Ms. Thomas-Smith said the Vector Control Grant was being processed at the same time as a Local Health Protection Grant for $76,000.
On Oct. 12, in light of this new information, all references to mailings in the online article were deleted.
Clerk Reid told the RoundTable the headline to the article was inaccurate. The headline, which was not prepared by the author of the article, stated in part, “Council Removes Some of His Duties.” As summarized in the article, City Council passed a motion made by Alderman Don Wilson on Sept. 25. That motion was: “That the City staff, for the moment, remove the Next Request system from public view until the materials can be reviewed by the Law Department to ensure that there’s no private information remaining, that we set a policy effective immediately that police reports produced as part of FOIA inquiry are available only to the requesting party, and that we schedule this at the next Rules Committee for the discussion of implementing specific polices for use of the Next Request system. I’d also like to make a reference, adopt Alderman [Judy] Fiske’s reference, that we designate an FOIA Officer.” The motion passed, 6-2.
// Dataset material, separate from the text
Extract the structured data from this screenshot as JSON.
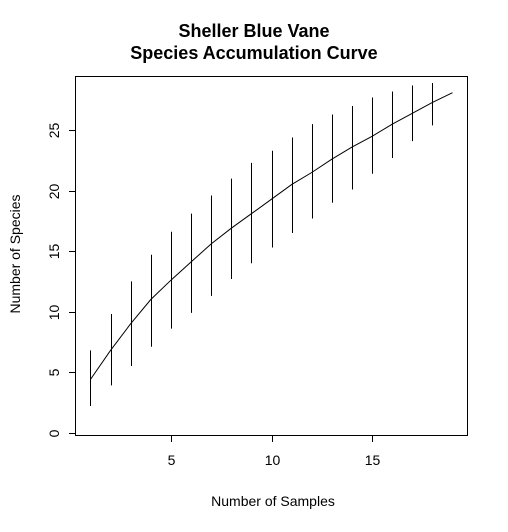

That is the only action taken by City Council that, in the RoundTable’s view, removes, alters, or limits some of Clerk Reid's duties, functions or authority. The original headline was changed on Oct. 11 to "City Council Votes to Temporarily Take Down Next Request System."
Next Request System
Clerk Reid told the RoundTable on Oct. 10 that he disputes Alderman Wilson’s statement at the Sept. 25 meeting that he (Ald. Wilson) looked at the Next Request system and noticed “multiple sexual assault victims identified.” Ald. Wilson’s statement at the Sept. 25 Council meeting was accurately quoted in the article.
Clerk Reid told the RoundTable there was only one instance in which a sexual assault was identified on the Next Request system and that he immediately removed the police report that contained the reference to the sexual assault when he learned about it on Sept. 14. Ald. Wilson told the RoundTable that he told Clerk Reid about this incident and that the police report referring to the sexual assault was taken off the system on Sept. 14, but he said he subsequently saw that the name of the woman remained on the system.
When asked about his reference to “multiple sexual abuse victims,” Ald. Wilson told the RoundTable that he saw an FOIA request for a police report relating to an alleged assault and the request included the name and other identifying information of the alleged assailant. He said there was not a reference to a sexual assault in the request, but there was a reference to an alleged assault, and he has information that the woman was an alleged sexual assault victim. The request was posted in the Next Request System and could be seen by the alleged assailant and others. The response to the FOIA request that was posted on the Next Request System did not post the police report or refer to a sexual assault, but it contained an identifier of a pdf that provided the victim’s name, he said.
At the Sept. 25 City Council meeting, Clerk Reid said he had spent the weekend and also the prior Friday going through every FOIA request since he had taken office, and even prior to that, that was assigned to the police department and removed any request that included someone’s name.
Ald. Wilson told the RoundTable he talked to Clerk Reid and believes they can work out the issues related to FOIA and the Next Request issues.
The article said the City has removed the processing of real estate transfer stamps and passport applications and mail duties from the Clerk’s office. Clerk Reid said this was done by mutual agreement.